The authors were surprised that resident rates of suicide were lower than age- and gender-matched populations especially because suicide rates for medical students and practicing physicians are higher.

They concluded that suicide was probably the only area in which prevention strategies, such as a supportive environment and medical and mental health services, could reduce the death toll.

Program directors, faculty, and residents themselves should probably show heightened vigilance in the first and third quarters of the academic year particularly for first and second year trainees.

Wednesday, August 2, 2017

Another chapter in “Surgical Cap Wars”

No one expected the AORN [Association of periOperative Registered Nurses] to meekly accept the conclusion of the paper which found no difference in infection rates when surgeons wore surgical skullcaps or a bouffant-style head coverings.

The AORN recently fired back with a letter to Neurosurgery, the journal that published the paper. It has not yet printed the letter or a response to it by the authors of the paper. I look forward to seeing both.

Meanwhile, Becker’s Infection Control and Clinical Quality revealed some tidbits an article entitled and “AORN experts respond to study on bouffant use and SSI rates.” [SSI = surgical site infection]

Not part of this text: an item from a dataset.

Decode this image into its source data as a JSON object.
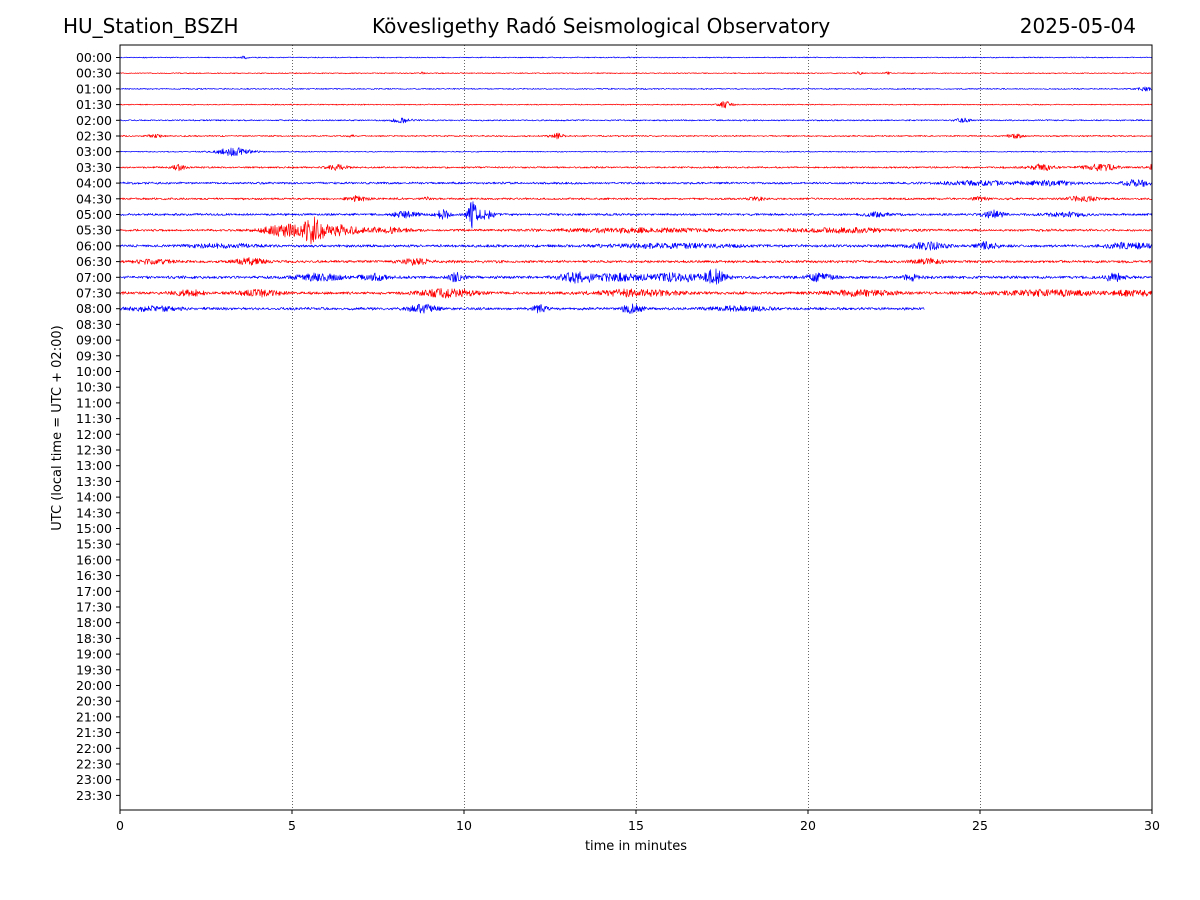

The AORN claims that it never mandated the use of bouffant headgear. It merely called for “a clean surgical headcover or hood that confines all hair and completely covers the ears, scalp skin, sideburns, and nape of the neck should be worn” because “hair carries bacteria that could [emphasis mine] cause an SSI.”

Lisa Spruce, the director of evidence-based practice for the AORN, said, “It’s up to the facility to determine what’s the best way to get everyone’s hair covered.” This is rather disingenuous as everyone knows the only way to cover every single hair on the head is to wear a bouffant or a hood.

The AORN did not offer any evidence that hair causes infections. Instead Spruce and the other AORN experts chose to nitpick the Neurosurgery study by pointing out a single scatter plot that showed what they said was a decrease in SSI rates after bouffants were worn.

They claim the figure below indicates fewer infections occurred late in the 13 month period of bouffant usage because it took some time for everyone to comply with bouffant use.
Blue is skullcap. Red is bouffant. Time in months
They offer no proof that adoption of the bouffant took several months. In my experience, when hospitals go from skullcaps to bouffants, the transition is abrupt. On the day the mandate takes effect, skullcaps are no longer available. And by the AORN's logic, one could argue that the plot shows a spike in bouffant-associated SSIs at months 4 and 5 of use.

What about statistical significance? The table directly above the figure they cited clearly shows that there was no significant difference in the SSI rate between the two types of headgear for all operations in the hospital, spine cases, or craniotomy/craniectomy procedures.
Click on table to enlarge it.
In fact if you believe in trends, there were slightly more infections for overall operations and spine cases in the bouffant group.

The AORN wants all hair covered. What about the eyebrows? As I mentioned in a post back in May, an outbreak of SSIs that occurred after some plastic surgery operations in Israel was traced to an organism found in the surgeon’s eyebrows.

Bottom line: If the AORN cannot cite evidence proving that scalp or facial hair causes infections, its experts should do their own research and publish it—otherwise stop damaging the organization’s already marginal credibility.

Thanks to Artiger, a loyal reader of my blog posts, for sending me the link to the Becker's article.